ACKNOWLEDGMENTS
In putting together this book I worked under the shadow of great travelers, scientists, and historians ranging from William H. Prescott, Francis Parkman, and John Lloyd Stephens in the nineteenth century to (I cite only a sampler) William Cronon, Alfred W. Crosby, William M. Denevan, Francis Jennings, John Hemming, Claude Lévi-Strauss, Roderick Nash, and Carl Sauer in the twentieth and twenty-first. The comparison is daunting. Luckily, I have been able to benefit from the advice, encouragement, and criticism of many scholars, beginning with Crosby and Denevan themselves. A number of researchers read the draft manuscript in part or whole, a great kindness for which I thank Crosby, Denevan, William Balée, Clark Erickson, Susanna Hecht, Frances Karttunen, George Lovell, Michael Moseley, James Petersen, and William I. Woods. Although they helped me enormously, the book is mine in the end, as are its remaining errors of fact and balance.
I am grateful to all the researchers who were kind enough to put aside their doubts long enough to help a journalist, but in addition to those mentioned above I would especially like to thank—for favors, insights, or just the gift of time—Helcio Amiral, Flavio Aragon Cuevas, Charles Clement, Michael Crawford, Winifred Creamer, Vine Deloria Jr., Henry F. Dobyns, Elizabeth Fenn, Stuart Fiedel, Susan deFrance, Jonathan Haas, Susanna Hecht, Charles Kay, Patricia Lyon, Beata Madari, David Meltzer, Len Morse-Fortier, Michael Moseley, Eduardo Neves, Hugo Perales, Amado Ramírez Leyva, Anna C. Roosevelt, Nelsi N. Sadeck, the late Wim Sombroek, Russell Thornton, Alexei Vranich, Patrick Ryan Williams, and a host of Bolivian, Brazilian, Canadian, Mexican, and U.S. graduate students. My gratitude to the editors of the magazines in which bits of 1491 first appeared: Corby Kummer, Cullen Murphy, Sue Parilla, Bill Whitworth, and the late Mike Kelly at The Atlantic Monthly; Tim Appenzeller, Elizabeth Culotta, Colin Norman, and Leslie Roberts at Science; David Shipley and Carmel McCoubrey at the New York Times; Nancy Franklin at Harvard Design Magazine; and George Lovell at Journal of the Southwest.

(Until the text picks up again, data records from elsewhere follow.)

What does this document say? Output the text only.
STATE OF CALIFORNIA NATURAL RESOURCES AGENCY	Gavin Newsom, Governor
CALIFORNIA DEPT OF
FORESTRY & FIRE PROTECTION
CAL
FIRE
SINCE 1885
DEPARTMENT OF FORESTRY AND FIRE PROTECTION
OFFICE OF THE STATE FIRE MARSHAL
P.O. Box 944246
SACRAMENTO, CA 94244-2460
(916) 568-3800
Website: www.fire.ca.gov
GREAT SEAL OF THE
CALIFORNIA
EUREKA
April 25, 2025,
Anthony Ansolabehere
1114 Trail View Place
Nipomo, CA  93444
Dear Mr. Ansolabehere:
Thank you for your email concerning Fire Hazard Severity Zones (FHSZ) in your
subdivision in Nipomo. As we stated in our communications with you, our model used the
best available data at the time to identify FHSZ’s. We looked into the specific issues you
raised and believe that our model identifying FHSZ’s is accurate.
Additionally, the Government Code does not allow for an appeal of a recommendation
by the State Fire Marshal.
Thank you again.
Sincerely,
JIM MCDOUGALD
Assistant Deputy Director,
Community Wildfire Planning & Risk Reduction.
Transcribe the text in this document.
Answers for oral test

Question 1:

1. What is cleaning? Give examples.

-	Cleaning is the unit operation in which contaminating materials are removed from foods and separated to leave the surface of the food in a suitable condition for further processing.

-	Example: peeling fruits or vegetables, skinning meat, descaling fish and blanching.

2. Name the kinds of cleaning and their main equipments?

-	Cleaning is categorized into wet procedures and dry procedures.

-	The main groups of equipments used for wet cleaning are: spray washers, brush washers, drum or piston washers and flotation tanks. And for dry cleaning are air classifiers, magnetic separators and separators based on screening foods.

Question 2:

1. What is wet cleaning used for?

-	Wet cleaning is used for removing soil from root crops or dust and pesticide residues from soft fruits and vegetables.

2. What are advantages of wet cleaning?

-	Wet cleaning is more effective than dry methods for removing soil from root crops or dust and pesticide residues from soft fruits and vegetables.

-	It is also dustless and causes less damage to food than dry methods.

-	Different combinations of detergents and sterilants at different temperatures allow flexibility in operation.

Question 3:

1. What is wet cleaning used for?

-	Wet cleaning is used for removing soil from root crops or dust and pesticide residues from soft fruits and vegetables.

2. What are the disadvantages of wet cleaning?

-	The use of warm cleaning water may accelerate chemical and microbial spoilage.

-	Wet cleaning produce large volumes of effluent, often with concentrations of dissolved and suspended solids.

For library access, travel tips, withering critiques, friendly encouragement at psychologically critical times, and a daunting list of other favors I owe debts to Bob Crease, Josh D’Aluisio-Guerreri, Dan Farmer (and all the folks on the fish.com listservs), Dave Freedman, Judy Hooper, Pam Hunter (and Carl, too, of course), Toichiro and Masa Kinoshita, Steve Mann, Cassie Phillips, Ellen Shell, Neal Stephenson, Gary Taubes, Dick Teresi, and Zev Trachtenberg. Newell Blair Mann was a boon traveling companion in Bolivia and Brazil; Bruce Bergethon indulged me by coming to Cahokia; Peter Menzel went with me to Mexico four times. Jim Boyce helped get me to Oaxaca and CIMMYT. Nick Springer provided a design for the rough maps that Tim Gibson and I put together. Stephen S. Hall was really, really patient and really, really helpful about the immune system. Ify and Ekene Nwokoye tried at various times to keep me organized. Brooke Childs worked on photo permissions. Mark Plummer provided me with far too many favors to list. The same for Rick Balkin (the fifth book for which he has done so). June Kinoshita and Tod Machover allowed me to finish Chapter 4 in their carriage house in Waltham. My deepest gratitude to Faith D’Aluisio and Peter Menzel, who let my family and me stay in their guesthouse in Napa, where Chapters 6 through 8 emerged into the world. Caroline Mann read an early draft and provided many useful comments. Last-minute help from Dennis Normile and the Foreign Correspondents Club of Tokyo is hereby recognized and thanked.
I am lucky in my publishers, Knopf in the United States and Granta in the United Kingdom. In this, our third book together, Jon Segal at Knopf demonstrated his mastery of not only the traditional pencil skills of the classic editor but also the new techniques the times require to send a book on its way. In addition, I must doff my beret in Borzoi land to Kevin Bourke, Roméo Enriquez, Ida Giragossian, Andy Hughes, and Virginia Tan. At Granta, Sara Holloway gave excellent advice and tolerated repeated auctorial meddling and procrastination. So many other people in so many places pulled strings on my behalf, tolerated repeated phone calls, arranged site visits, edited or checked manuscripts, and sent me hard-to-find articles and books that I could not possibly list them all. I hope that in the end this book seems to them worth the trouble.